The High Court, however, proceeded on the basis of probabilities of the case rather than the evidence of eye- witnesses to come to the conclusion that the incident in question could not have taken place at 9.30 a.m. Having perused the material on record and heard the arguments of the learned counsel, we are of the opinion that when there is acceptable oral evidence of eye witnesses who were present at the time of incident to speak about the time of incident, the High Court erred in entering into the exercise of calculation based on probabilities which has no foundation in evidence.

However exact a calculation of this nature could be, the same cannot be a substitute for the evidence of acceptable eye witnesses, such exercise of calculating the time of incident based on probabilities can only be resorted to in the absence of acceptable oral evidence. From the judgment of the High Court, we are unable to find that the High Court has in the first instance, really tried to analyse the evidence of the eye witnesses to come to a definite conclusion as to the acceptability or otherwise of the said evidence. Therefore, we will now examine whether the prosecution from the oral evidence has been able to establish the time of incident or not.

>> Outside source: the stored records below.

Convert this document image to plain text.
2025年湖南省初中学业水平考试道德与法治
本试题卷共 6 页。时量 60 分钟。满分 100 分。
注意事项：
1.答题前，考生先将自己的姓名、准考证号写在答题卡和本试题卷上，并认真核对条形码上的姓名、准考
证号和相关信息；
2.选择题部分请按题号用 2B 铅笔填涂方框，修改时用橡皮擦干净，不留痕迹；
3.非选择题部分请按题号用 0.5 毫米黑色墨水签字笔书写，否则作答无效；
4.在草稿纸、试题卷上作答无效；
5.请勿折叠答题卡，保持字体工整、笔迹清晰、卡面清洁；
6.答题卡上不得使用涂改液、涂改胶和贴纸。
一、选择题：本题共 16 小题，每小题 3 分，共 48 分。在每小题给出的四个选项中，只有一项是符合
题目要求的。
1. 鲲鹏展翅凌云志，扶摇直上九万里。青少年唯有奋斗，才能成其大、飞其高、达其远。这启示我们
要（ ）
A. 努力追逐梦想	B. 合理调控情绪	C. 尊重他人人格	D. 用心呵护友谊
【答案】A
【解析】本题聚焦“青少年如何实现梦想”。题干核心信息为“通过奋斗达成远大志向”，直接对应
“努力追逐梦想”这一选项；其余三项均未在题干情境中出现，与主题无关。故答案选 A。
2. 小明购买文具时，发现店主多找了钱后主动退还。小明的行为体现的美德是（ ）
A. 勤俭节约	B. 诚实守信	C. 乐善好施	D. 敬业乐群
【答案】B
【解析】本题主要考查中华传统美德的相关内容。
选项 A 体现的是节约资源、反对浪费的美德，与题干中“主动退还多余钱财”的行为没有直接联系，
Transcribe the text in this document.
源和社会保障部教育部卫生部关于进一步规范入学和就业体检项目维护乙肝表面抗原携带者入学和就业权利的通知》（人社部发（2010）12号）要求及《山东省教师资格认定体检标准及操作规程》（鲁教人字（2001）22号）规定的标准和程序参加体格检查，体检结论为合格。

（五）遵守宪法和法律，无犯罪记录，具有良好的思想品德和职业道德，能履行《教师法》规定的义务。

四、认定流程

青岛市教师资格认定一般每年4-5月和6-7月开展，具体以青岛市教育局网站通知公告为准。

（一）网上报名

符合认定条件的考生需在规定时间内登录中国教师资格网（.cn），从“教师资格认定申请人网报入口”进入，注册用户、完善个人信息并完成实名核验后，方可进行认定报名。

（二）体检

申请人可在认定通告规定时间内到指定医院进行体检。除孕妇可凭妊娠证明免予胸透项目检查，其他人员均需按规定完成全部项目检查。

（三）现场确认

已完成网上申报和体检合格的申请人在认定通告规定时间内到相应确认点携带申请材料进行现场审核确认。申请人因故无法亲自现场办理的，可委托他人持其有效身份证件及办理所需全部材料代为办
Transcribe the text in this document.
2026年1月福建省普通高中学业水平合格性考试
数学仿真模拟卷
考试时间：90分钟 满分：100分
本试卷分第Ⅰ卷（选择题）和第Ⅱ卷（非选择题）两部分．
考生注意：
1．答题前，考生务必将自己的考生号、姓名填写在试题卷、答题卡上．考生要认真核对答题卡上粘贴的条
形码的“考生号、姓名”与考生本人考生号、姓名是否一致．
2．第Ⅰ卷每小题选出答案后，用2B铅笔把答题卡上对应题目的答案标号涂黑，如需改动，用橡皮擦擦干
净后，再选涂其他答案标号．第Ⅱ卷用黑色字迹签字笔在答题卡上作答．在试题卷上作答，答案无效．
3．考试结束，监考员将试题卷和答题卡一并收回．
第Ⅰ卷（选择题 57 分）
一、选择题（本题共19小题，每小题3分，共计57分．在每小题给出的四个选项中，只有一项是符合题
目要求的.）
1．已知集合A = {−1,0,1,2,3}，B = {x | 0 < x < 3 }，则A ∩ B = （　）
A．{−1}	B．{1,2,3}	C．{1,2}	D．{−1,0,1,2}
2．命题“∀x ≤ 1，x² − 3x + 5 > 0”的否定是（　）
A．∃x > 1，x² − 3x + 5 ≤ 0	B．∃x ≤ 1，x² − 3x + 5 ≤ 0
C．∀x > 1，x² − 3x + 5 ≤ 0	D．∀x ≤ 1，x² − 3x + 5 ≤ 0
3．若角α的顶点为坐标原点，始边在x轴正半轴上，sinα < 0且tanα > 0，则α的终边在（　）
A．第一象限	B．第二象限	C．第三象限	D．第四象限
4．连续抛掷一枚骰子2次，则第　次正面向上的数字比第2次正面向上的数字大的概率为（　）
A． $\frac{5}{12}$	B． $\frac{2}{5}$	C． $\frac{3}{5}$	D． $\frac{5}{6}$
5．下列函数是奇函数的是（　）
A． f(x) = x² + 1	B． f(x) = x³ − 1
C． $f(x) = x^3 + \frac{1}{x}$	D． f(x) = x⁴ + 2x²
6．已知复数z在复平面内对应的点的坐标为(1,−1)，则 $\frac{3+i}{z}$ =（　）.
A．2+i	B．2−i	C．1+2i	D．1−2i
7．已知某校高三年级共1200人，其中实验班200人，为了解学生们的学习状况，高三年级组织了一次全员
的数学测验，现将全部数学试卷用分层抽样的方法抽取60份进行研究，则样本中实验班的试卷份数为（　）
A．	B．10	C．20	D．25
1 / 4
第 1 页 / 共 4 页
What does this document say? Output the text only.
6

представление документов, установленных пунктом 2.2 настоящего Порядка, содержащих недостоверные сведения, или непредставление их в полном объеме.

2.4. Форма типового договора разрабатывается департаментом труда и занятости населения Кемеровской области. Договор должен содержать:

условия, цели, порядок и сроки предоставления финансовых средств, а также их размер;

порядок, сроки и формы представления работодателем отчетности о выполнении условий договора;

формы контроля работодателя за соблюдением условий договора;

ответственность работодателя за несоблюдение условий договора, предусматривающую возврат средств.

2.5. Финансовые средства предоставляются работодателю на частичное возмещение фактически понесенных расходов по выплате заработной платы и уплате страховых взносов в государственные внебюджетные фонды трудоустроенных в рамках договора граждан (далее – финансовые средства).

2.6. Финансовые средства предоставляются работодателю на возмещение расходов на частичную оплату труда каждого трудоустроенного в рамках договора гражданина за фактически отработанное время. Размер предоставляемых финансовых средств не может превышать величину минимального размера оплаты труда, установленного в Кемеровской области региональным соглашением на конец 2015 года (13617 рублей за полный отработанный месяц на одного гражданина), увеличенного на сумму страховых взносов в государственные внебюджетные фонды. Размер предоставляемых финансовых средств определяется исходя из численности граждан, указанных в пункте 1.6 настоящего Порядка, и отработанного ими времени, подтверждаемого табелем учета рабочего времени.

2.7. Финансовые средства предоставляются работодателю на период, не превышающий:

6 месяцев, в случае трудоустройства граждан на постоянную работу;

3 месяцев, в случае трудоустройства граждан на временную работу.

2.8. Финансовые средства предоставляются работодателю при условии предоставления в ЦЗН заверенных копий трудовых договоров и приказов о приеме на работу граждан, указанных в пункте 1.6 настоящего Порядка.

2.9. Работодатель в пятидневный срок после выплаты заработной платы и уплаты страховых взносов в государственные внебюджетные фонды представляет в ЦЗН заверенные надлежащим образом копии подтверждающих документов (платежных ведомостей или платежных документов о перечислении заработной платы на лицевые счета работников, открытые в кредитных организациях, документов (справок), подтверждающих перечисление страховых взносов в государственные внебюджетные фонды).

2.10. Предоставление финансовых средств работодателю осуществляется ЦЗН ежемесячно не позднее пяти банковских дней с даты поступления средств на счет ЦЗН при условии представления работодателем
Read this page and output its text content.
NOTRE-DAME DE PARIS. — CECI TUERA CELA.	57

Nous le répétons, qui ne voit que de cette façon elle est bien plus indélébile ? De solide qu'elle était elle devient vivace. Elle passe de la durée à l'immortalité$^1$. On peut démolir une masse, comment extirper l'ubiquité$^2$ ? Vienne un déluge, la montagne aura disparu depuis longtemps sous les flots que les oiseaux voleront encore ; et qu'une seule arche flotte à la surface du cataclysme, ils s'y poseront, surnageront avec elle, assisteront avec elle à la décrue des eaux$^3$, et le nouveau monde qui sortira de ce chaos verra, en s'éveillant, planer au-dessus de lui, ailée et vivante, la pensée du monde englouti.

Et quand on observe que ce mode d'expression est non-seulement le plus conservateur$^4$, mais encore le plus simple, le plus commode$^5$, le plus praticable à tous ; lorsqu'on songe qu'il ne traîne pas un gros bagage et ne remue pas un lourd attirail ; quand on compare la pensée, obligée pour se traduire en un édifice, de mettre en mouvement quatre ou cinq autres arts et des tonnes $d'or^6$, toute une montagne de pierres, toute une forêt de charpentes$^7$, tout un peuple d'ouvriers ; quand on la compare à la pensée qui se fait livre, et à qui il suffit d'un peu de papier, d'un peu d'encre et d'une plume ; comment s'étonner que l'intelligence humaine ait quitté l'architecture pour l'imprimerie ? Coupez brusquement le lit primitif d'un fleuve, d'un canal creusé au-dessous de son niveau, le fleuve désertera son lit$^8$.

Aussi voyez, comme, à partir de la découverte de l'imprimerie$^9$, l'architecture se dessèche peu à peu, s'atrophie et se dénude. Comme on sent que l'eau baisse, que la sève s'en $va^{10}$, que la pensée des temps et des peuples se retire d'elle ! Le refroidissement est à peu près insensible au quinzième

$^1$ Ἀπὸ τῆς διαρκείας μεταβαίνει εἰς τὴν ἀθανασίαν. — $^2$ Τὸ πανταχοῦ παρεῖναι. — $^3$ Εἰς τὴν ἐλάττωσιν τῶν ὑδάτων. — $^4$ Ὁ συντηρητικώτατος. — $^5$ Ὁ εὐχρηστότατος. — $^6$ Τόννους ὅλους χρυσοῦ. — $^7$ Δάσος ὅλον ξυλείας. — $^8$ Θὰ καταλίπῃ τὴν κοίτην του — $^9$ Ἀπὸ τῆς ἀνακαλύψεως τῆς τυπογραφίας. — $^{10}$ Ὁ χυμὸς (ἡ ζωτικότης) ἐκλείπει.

PW-2 is the father of PW-3 and both of them reside in the same house and admittedly the incident has occurred in the house of PW-2. Therefore, as to the presence of these witnesses at the time of incident there cannot be any doubt more so in the background of the fact that both these eye-witnesses have also suffered injuries. The defence, as noted above, has not challenged the place of incident. Both PWs. 2 and 3 have specifically stated that the incident in question took place at about 9.30 a.m. in the morning. We have also noticed that there has been no successful challenge to this evidence of PWs 2 and 3 in the cross-examination. Be that as it may, we will still have to be cautious as to the acceptance of the evidence of these two witnesses because they are admittedly interested witnesses and have some motive to depose against the accused. If in this background, we analyse the evidence of other eye witnesses then we find from the evidence of PWs 4, 11 and 12 that the prosecution has conclusively established that the incident in question has occurred at 9.30 in the morning. These three witnesses who are not related to PW-2 are outsiders who were visiting the village and happened to be in the house of PW-2 at the time of incident though they are chance witnesses, their presence stands established by other evidence. They have no reason to implicate the accused persons falsely. On the question of time of incident these 3 witnesses and PWs 2 and 3 have spoken consistently and vouching for the presence of each other. It is to be noted that PW-11 is also a witness who suffered injuries in the incident in question and PW-12 is a neighbour whose presence also cannot be doubted at the time of the incident because at the time of incident of this magnitude, it is but natural if nothing else curiosity brings people to place of incident. From the perusal of the cross-examination, of these witnesses, we are not able to find anything which creates doubt in our mind as to the credibility of evidence of these witnesses.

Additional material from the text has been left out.